Sum-Of-Squares Technique: Theory, Applications, and Extensions to Information Theory

Sum-Of-Squares technique is a powerful tool for optimization, control, and information theory.

The content discusses the theory and applications of the Sum-Of-Squares (SOS) technique, focusing on optimization problems and semidefinite programs. It covers the extension of SOS to infinite-dimensional feature spaces using reproducing kernels, highlighting its utilization in estimating quantities in information theory. The lecture structure includes a discussion on convex duality, the representation of non-negative functions as sums of squares, and the tightness of the approximation. It also explores the application of SOS in optimal control and information theory, specifically the computation of the log partition function and the kernel KL divergence. The connection between optimization, control, and information theory through the SOS technique is emphasized. LECTURE 1 Introduction to the Sum-Of-Squares technique for optimization problems. Application of SOS in estimating quantities in information theory. LECTURE 2 Application of SOS in optimal control and reinforcement learning. Use of SOS relaxation in solving the Hamilton-Jacobi-Bellman equation. LECTURE 3 Extension of SOS to information theory, focusing on the log partition function. Discussion on the kernel KL divergence and its properties.
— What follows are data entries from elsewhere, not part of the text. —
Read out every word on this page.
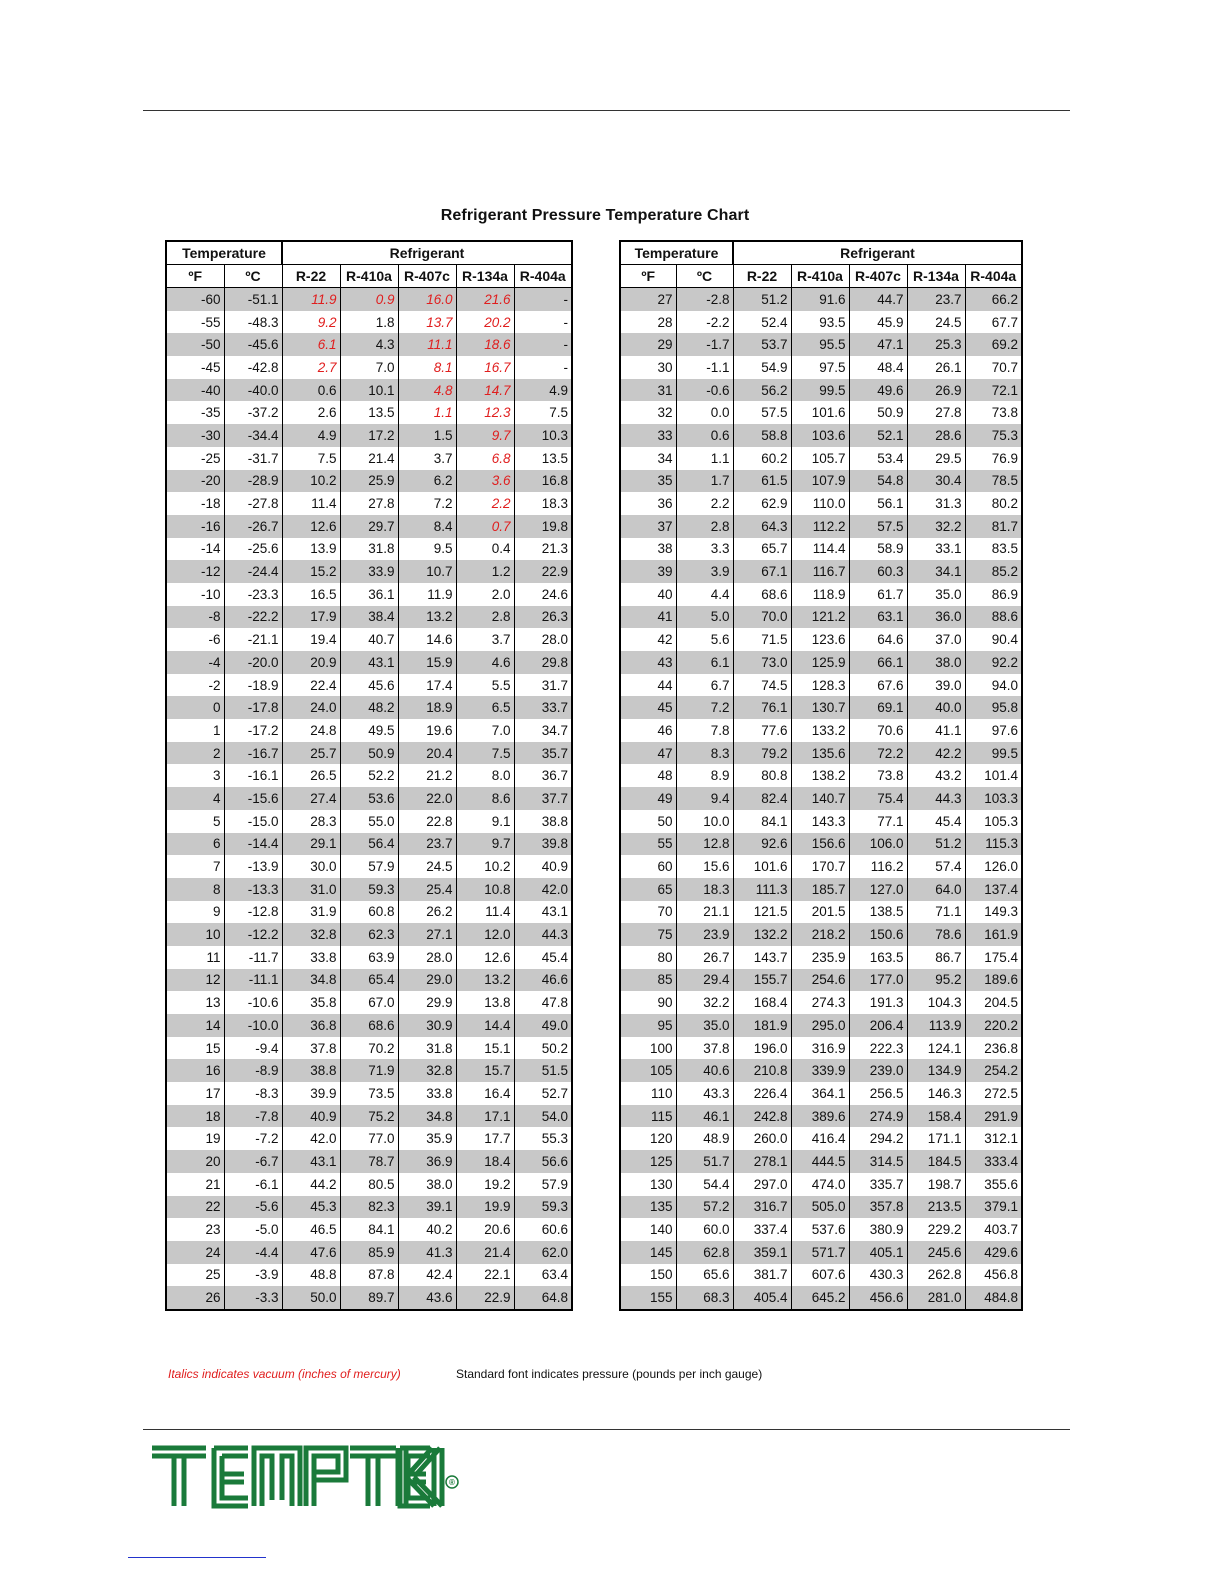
Refrigerant Pressure Temperature Chart
Temperature		Refrigerant				
ºF	ºC	R-22	R-410a	R-407c	R-134a	R-404a
-60	-51.1	11.9	0.9	16.0	21.6	-
-55	-48.3	9.2	1.8	13.7	20.2	-
-50	-45.6	6.1	4.3	11.1	18.6	-
-45	-42.8	2.7	7.0	8.1	16.7	-
-40	-40.0	0.6	10.1	4.8	14.7	4.9
-35	-37.2	2.6	13.5	1.1	12.3	7.5
-30	-34.4	4.9	17.2	1.5	9.7	10.3
-25	-31.7	7.5	21.4	3.7	6.8	13.5
-20	-28.9	10.2	25.9	6.2	3.6	16.8
-18	-27.8	11.4	27.8	7.2	2.2	18.3
-16	-26.7	12.6	29.7	8.4	0.7	19.8
-14	-25.6	13.9	31.8	9.5	0.4	21.3
-12	-24.4	15.2	33.9	10.7	1.2	22.9
-10	-23.3	16.5	36.1	11.9	2.0	24.6
-8	-22.2	17.9	38.4	13.2	2.8	26.3
-6	-21.1	19.4	40.7	14.6	3.7	28.0
-4	-20.0	20.9	43.1	15.9	4.6	29.8
-2	-18.9	22.4	45.6	17.4	5.5	31.7
0	-17.8	24.0	48.2	18.9	6.5	33.7
1	-17.2	24.8	49.5	19.6	7.0	34.7
2	-16.7	25.7	50.9	20.4	7.5	35.7
3	-16.1	26.5	52.2	21.2	8.0	36.7
4	-15.6	27.4	53.6	22.0	8.6	37.7
5	-15.0	28.3	55.0	22.8	9.1	38.8
6	-14.4	29.1	56.4	23.7	9.7	39.8
7	-13.9	30.0	57.9	24.5	10.2	40.9
8	-13.3	31.0	59.3	25.4	10.8	42.0
9	-12.8	31.9	60.8	26.2	11.4	43.1
10	-12.2	32.8	62.3	27.1	12.0	44.3
11	-11.7	33.8	63.9	28.0	12.6	45.4
12	-11.1	34.8	65.4	29.0	13.2	46.6
13	-10.6	35.8	67.0	29.9	13.8	47.8
14	-10.0	36.8	68.6	30.9	14.4	49.0
15	-9.4	37.8	70.2	31.8	15.1	50.2
16	-8.9	38.8	71.9	32.8	15.7	51.5
17	-8.3	39.9	73.5	33.8	16.4	52.7
18	-7.8	40.9	75.2	34.8	17.1	54.0
19	-7.2	42.0	77.0	35.9	17.7	55.3
20	-6.7	43.1	78.7	36.9	18.4	56.6
21	-6.1	44.2	80.5	38.0	19.2	57.9
22	-5.6	45.3	82.3	39.1	19.9	59.3
23	-5.0	46.5	84.1	40.2	20.6	60.6
24	-4.4	47.6	85.9	41.3	21.4	62.0
25	-3.9	48.8	87.8	42.4	22.1	63.4
26	-3.3	50.0	89.7	43.6	22.9	64.8
Temperature		Refrigerant				
ºF	ºC	R-22	R-410a	R-407c	R-134a	R-404a
27	-2.8	51.2	91.6	44.7	23.7	66.2
28	-2.2	52.4	93.5	45.9	24.5	67.7
29	-1.7	53.7	95.5	47.1	25.3	69.2
30	-1.1	54.9	97.5	48.4	26.1	70.7
31	-0.6	56.2	99.5	49.6	26.9	72.1
32	0.0	57.5	101.6	50.9	27.8	73.8
33	0.6	58.8	103.6	52.1	28.6	75.3
34	1.1	60.2	105.7	53.4	29.5	76.9
35	1.7	61.5	107.9	54.8	30.4	78.5
36	2.2	62.9	110.0	56.1	31.3	80.2
37	2.8	64.3	112.2	57.5	32.2	81.7
38	3.3	65.7	114.4	58.9	33.1	83.5
39	3.9	67.1	116.7	60.3	34.1	85.2
40	4.4	68.6	118.9	61.7	35.0	86.9
41	5.0	70.0	121.2	63.1	36.0	88.6
42	5.6	71.5	123.6	64.6	37.0	90.4
43	6.1	73.0	125.9	66.1	38.0	92.2
44	6.7	74.5	128.3	67.6	39.0	94.0
45	7.2	76.1	130.7	69.1	40.0	95.8
46	7.8	77.6	133.2	70.6	41.1	97.6
47	8.3	79.2	135.6	72.2	42.2	99.5
48	8.9	80.8	138.2	73.8	43.2	101.4
49	9.4	82.4	140.7	75.4	44.3	103.3
50	10.0	84.1	143.3	77.1	45.4	105.3
55	12.8	92.6	156.6	106.0	51.2	115.3
60	15.6	101.6	170.7	116.2	57.4	126.0
65	18.3	111.3	185.7	127.0	64.0	137.4
70	21.1	121.5	201.5	138.5	71.1	149.3
75	23.9	132.2	218.2	150.6	78.6	161.9
80	26.7	143.7	235.9	163.5	86.7	175.4
85	29.4	155.7	254.6	177.0	95.2	189.6
90	32.2	168.4	274.3	191.3	104.3	204.5
95	35.0	181.9	295.0	206.4	113.9	220.2
100	37.8	196.0	316.9	222.3	124.1	236.8
105	40.6	210.8	339.9	239.0	134.9	254.2
110	43.3	226.4	364.1	256.5	146.3	272.5
115	46.1	242.8	389.6	274.9	158.4	291.9
120	48.9	260.0	416.4	294.2	171.1	312.1
125	51.7	278.1	444.5	314.5	184.5	333.4
130	54.4	297.0	474.0	335.7	198.7	355.6
135	57.2	316.7	505.0	357.8	213.5	379.1
140	60.0	337.4	537.6	380.9	229.2	403.7
145	62.8	359.1	571.7	405.1	245.6	429.6
150	65.6	381.7	607.6	430.3	262.8	456.8
155	68.3	405.4	645.2	456.6	281.0	484.8
Italics indicates vacuum (inches of mercury)	Standard font indicates pressure (pounds per inch gauge)
®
"The Sum-of-Squares (SOS) approximation method is a technique used in optimization problems." "The catch is that we are imposing constraints over a dense set." "The representation of h associated with H is not unique." "The number of squares in the SOS decomposition will be equal to the rank of the matrix H." "The linear span V plays a key role in the SOS construction."

"The Sum-of-Squares (SOS) approximation method is a technique used in optimization problems." "The representation of h associated with H is not unique."